Clinical practice guidelines can also hurt clinicians professionally. Auditors and managers may unfairly judge the quality of care based on criteria from invalid guidelines. The well-intentioned effort to make guidelines explicit and practical encourages the injudicious use of certain words such as ‘should’ instead of ‘may,’ and arbitrary numbers such as months of treatment and time intervals between tests, and simplistic algorithms when supporting evidence may be lacking. Algorithms that reduce patient care into a sequence of binary (yes/no) decisions often do injustice to the complexity of medicine and the parallel and iterative thought processes inherent in clinical judgment (Hurwitz and Eccles 1992, 1-2). Words, numbers, and simplistic algorithms can be used by those who judge clinicians to repudiate unfairly those who, for legitimate reasons, follow different practice policies. Guidelines are also potentially harmful to doctors as citable evidence for malpractice litigation and because of their economic implications (Hurwitz and Eccles 1992, 1-2).

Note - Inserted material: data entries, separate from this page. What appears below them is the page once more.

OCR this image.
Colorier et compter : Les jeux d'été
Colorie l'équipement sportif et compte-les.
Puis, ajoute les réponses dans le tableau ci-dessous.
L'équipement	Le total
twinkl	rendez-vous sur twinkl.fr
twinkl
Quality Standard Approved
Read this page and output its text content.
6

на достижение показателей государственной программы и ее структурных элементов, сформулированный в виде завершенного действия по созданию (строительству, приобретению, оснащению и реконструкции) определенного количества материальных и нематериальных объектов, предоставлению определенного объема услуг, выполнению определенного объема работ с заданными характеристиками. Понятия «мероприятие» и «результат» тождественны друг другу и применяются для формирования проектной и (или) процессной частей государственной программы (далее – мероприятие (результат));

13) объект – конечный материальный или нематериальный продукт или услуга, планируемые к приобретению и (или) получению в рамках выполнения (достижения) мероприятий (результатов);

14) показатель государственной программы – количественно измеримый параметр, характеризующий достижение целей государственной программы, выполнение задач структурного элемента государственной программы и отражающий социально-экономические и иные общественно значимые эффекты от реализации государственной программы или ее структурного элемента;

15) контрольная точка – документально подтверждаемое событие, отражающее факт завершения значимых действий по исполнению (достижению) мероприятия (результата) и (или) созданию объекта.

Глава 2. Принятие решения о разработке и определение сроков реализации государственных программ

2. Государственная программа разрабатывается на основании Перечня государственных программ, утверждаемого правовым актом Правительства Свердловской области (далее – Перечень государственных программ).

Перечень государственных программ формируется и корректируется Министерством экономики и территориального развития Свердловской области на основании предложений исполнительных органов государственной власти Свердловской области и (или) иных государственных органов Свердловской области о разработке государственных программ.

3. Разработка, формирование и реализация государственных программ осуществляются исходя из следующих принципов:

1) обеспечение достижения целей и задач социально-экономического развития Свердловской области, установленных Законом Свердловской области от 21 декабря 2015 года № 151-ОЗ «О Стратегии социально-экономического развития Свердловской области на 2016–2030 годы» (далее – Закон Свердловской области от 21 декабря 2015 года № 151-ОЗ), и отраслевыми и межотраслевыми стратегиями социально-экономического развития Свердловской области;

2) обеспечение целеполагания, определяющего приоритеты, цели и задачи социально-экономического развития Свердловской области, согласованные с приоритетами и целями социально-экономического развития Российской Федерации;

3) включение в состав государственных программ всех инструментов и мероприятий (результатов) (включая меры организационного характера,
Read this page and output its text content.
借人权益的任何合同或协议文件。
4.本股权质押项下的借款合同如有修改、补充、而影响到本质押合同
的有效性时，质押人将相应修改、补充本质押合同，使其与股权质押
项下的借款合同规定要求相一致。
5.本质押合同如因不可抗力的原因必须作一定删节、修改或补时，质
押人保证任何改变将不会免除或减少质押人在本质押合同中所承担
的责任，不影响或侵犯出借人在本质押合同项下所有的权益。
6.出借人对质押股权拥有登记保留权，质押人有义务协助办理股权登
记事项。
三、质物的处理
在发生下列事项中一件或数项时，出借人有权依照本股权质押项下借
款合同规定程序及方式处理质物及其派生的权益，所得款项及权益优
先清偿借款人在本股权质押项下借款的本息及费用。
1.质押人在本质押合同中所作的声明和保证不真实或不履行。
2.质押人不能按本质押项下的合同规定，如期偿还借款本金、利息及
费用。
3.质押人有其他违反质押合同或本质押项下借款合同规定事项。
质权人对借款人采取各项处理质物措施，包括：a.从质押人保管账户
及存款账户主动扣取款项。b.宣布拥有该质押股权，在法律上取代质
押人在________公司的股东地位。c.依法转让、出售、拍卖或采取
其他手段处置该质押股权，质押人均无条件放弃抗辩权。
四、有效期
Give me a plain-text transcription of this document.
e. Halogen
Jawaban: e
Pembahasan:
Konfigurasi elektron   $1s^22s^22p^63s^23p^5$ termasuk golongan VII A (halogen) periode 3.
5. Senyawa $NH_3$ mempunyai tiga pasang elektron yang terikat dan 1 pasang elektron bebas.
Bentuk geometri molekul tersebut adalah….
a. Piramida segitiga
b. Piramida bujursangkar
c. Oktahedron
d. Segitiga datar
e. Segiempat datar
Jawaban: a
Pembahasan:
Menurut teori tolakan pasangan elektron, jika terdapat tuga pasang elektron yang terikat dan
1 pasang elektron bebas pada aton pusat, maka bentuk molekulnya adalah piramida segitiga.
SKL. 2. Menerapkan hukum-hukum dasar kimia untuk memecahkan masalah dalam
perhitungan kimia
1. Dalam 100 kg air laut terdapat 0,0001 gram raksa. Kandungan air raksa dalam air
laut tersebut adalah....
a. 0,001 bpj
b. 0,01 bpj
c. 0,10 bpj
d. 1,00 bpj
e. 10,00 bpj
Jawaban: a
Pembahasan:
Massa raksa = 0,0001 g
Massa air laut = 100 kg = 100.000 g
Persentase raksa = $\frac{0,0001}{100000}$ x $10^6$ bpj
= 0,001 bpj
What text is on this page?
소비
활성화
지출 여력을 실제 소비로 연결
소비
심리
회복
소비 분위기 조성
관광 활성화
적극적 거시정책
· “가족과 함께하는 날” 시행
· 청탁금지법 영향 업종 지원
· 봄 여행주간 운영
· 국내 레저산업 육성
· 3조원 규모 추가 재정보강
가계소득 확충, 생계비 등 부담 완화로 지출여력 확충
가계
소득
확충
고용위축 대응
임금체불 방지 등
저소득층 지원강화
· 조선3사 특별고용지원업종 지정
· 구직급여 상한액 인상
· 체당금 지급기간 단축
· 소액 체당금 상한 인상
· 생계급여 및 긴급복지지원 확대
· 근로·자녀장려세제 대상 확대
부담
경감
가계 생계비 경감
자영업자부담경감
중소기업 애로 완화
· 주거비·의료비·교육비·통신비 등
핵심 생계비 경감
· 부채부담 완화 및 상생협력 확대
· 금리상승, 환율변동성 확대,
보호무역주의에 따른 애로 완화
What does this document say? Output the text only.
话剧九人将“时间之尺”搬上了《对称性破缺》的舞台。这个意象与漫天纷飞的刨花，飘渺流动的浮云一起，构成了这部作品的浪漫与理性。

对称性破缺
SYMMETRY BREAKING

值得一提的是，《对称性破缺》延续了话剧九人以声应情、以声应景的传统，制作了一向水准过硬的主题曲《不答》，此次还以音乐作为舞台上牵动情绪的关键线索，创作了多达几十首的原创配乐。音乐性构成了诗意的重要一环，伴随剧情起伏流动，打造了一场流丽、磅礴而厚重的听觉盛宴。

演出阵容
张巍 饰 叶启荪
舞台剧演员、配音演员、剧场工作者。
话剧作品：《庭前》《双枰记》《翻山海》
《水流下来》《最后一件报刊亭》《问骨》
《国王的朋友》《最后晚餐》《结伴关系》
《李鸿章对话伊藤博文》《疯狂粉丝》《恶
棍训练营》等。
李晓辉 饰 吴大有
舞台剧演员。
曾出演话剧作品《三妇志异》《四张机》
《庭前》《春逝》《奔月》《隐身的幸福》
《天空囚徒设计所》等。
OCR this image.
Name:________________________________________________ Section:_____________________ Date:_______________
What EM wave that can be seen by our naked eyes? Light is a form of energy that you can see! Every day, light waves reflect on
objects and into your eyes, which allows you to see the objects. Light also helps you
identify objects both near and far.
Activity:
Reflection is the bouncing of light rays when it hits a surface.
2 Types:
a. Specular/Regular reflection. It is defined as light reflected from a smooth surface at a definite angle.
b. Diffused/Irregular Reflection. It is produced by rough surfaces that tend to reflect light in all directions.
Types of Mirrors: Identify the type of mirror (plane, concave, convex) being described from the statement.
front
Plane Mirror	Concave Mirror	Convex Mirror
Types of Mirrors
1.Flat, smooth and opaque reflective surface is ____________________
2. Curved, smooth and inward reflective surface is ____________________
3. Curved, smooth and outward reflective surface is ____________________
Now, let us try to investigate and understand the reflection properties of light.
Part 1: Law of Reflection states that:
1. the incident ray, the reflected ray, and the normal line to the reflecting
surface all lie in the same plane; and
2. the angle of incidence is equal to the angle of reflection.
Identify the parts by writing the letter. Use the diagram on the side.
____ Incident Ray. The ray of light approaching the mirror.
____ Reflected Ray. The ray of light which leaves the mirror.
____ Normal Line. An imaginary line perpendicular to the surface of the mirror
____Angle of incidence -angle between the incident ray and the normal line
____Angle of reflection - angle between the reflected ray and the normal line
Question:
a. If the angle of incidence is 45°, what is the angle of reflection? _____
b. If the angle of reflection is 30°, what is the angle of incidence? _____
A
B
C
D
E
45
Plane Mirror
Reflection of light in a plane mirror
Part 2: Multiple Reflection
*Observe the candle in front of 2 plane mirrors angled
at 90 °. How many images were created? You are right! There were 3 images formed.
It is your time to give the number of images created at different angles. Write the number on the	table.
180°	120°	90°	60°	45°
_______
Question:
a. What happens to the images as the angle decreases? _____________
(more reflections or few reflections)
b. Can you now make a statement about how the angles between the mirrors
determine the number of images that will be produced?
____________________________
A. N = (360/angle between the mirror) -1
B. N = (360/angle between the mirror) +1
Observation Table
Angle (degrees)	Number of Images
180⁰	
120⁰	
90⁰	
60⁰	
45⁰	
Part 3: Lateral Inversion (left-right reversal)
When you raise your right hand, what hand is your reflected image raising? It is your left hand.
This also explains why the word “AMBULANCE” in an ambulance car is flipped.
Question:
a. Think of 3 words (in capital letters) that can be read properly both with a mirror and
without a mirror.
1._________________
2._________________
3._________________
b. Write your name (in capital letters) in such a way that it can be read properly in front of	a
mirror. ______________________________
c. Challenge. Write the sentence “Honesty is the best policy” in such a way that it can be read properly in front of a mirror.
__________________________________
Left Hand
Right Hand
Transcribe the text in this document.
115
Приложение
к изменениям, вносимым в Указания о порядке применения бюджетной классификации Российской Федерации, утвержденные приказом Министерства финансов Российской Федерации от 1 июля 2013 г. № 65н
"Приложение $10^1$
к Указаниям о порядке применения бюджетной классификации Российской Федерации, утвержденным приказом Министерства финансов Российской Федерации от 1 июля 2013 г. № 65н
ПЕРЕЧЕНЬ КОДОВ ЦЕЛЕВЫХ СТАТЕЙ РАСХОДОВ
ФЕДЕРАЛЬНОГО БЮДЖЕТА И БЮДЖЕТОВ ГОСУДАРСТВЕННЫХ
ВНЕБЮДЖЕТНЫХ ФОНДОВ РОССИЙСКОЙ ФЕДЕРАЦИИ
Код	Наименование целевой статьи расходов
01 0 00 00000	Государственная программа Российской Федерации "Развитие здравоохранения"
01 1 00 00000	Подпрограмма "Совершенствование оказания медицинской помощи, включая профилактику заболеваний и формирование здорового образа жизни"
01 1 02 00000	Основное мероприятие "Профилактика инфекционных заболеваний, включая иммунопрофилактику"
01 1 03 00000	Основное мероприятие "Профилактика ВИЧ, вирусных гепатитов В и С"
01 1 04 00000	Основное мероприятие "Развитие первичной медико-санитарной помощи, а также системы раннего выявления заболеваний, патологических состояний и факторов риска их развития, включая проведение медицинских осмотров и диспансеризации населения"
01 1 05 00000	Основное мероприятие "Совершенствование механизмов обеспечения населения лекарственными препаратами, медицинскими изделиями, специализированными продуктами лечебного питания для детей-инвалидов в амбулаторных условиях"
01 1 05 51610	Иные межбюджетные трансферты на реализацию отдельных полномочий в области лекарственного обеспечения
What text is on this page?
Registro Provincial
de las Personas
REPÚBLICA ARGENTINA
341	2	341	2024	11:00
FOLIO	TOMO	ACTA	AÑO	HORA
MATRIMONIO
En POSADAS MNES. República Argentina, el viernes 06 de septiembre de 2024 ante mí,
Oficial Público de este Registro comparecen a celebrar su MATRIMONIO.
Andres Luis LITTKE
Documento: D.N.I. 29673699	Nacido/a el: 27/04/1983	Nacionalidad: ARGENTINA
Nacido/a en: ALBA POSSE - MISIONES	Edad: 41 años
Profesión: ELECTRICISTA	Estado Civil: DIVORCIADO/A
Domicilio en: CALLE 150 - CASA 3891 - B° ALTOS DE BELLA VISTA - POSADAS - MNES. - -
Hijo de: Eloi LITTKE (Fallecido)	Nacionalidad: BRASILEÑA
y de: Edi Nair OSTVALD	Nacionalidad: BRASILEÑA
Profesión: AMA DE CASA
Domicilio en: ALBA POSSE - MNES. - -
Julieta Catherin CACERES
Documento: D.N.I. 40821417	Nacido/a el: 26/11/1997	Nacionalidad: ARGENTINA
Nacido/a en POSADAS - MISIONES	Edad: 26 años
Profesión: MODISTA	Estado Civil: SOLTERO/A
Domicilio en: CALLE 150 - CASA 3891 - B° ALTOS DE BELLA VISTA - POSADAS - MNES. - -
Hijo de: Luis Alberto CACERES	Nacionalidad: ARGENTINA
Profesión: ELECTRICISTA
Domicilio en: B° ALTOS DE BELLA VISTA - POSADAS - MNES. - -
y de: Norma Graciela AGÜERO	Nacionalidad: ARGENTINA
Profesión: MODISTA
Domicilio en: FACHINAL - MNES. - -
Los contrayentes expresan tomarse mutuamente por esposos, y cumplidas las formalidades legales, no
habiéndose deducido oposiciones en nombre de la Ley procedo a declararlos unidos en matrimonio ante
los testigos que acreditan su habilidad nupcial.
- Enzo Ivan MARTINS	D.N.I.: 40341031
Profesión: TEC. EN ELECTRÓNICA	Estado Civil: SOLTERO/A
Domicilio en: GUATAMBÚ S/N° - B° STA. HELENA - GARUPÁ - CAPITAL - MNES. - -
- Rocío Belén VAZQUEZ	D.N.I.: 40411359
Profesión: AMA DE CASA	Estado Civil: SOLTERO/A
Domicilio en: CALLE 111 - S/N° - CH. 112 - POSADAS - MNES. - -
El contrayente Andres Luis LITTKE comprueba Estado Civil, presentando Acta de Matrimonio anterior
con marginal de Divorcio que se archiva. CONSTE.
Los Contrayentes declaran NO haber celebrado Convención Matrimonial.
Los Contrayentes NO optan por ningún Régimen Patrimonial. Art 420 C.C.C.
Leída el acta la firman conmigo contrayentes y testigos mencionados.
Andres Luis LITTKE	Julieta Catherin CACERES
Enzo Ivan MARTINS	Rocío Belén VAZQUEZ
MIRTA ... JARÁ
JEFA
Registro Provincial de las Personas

Healthcare systems and payers may be harmed by guidelines if following them escalates utilisation, compromises operating efficiency, or wastes limited resources. Some clinical guidelines, especially those developed by medical and other professional groups unconcerned about financing, may advocate costly interventions that are unaffordable or that cut into resources needed for more effective services within the organisation (Delamothe and Smith 1998, p.1111-12).
Clinicians may seek secular (and even self serving) benefits from guidelines. In some healthcare systems, guidelines prompt government or private payers to provide coverage or to reimburse doctors for services. According to Feder, ‘specialties engaged in ‘turf wars’ to gain ownership over specific procedures or treatments may publish a guideline to affirm their role’ (1994, p. 2-3). Clinicians may turn to guidelines for medicolegal protection or to reinforce their position in dealing with administrators who disagree with their practice policies.